Dale tapped the nail file against the desk. “Not to my knowledge, no.”
“So isn’t this asking for it? Shouldn’t you just carry on as if nothing’s wrong?”
“My lawyer and I think it’s best.”
“Dad, grand jury investigations are not that big of a deal. It’s how you handle it that matters. Taking a leave will make people talk. I’m serious. Taking a leave will make people wonder if you did something wrong. You should just go on and pretend like everything’s fine.”
“Why don’t we entertain the notion that I know more about the law than you do?” Dale said. He tapped the file against the desk several times, then placed his hand on a thin beige volume that was open to a page of black-and-white photos. “Do you know what this is?” he said.
“No.”
“Take a look.” He stood up and walked the book, yellowed around its edges, to her. His hair was speckled with gray now. Evelyn tried to remember when it hadn’t been, when he had last had a full head of brown hair, but she couldn’t. When does the body start to bend forward, the tics become strange old-man habits? Dale cleared his throat as if to answer her, and the clearing turned into a heavy, phlegm-filled hack.
“Scipio High,” Dale said. “I was on the baseball team. The Raiders. All of the mill towns had them then. Older folks’ leagues, too. They’d hire a foreman just because he was a great shortstop.” He looked at her, searching for something he did not locate, then flipped the yearbook to a page that the book easily opened to.
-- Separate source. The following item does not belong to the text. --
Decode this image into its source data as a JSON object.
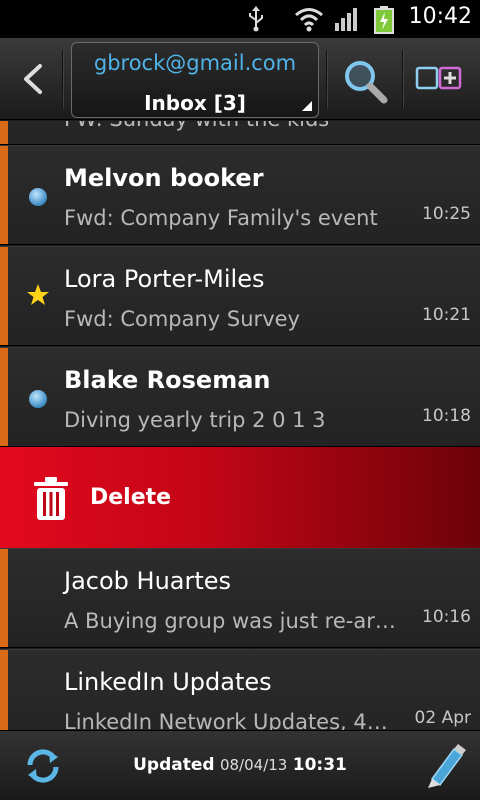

It was a photo of her father, with knee socks and a self-assured grin and a flattop haircut, leading a group of swaggering boys across a field. His eyes were trained on the camera even as he shouted something to the pack with sly parted lips.
“I was the baseball captain. I was pretty good. That’s Jimmy Happabee there behind me. He was a hell of a catcher. We used to drive around town like a couple of crazy men in his dad’s truck on Saturday night. That was the one night we didn’t have to work.” He pulled the book back, then closed it. “Another world, I guess. The old folks said it then, and damned if I haven’t turned into one of them.” He looked at her. “You’re happy, aren’t you? You liked Sheffield and Davidson?”
“Yeah, Dad, I did.”
“You’ve got good friends. You’ve got money. Plenty of money.”
She took a sip of coffee. Was that why he’d done this, if he’d done it? To provide for his family? Or was it to provide for himself? Whatever it was, it wasn’t enough. She didn’t know exactly how much money her family had, but estimated it was at least several million, given the big sums her father had won balanced against the often excessive way her parents spent. Her father probably thought those millions were enough to gain instant entry into New York society, when several million was what a mediocre hedge-fund manager made in a single year.
“I’m doing fine, Dad,” she said.
His hand trembled as he replaced the book on his desk. “That’s good. That’s good to hear. I’ll put this back. It’ll just be on the shelf over there. You can look at it if you like.”
“Yeah.”
“I want you to know, Evelyn, that even if the grand jury finds something, all right, that the law means everything to me, and I would never have, never did, cross it.”
She didn’t quite believe him. Her father had always managed to line up ambition and the law, and this was an instance where it was ambition versus the law. She was pretty sure what side he would have chosen. You never think you’re going to get caught, she thought, until you get caught. “Okay,” she finally said. “Dad, if you’re on leave, what about the Luminaries?”
“The what?” He shook his head. “Oh, your friend’s dinner. You’d best cancel.”
“I’d best cancel? I was the one who told you not to do it in the first place.”
“What does it matter, Evelyn? It’s one dinner.”
“She’s signed you up. She’s going to kill me if you drop out. And what about the money?”
“What money?”
“The donation? That you have to give? She signed you up for twenty-five thousand.”
“You never mentioned a twenty-five-thousand-dollar donation.”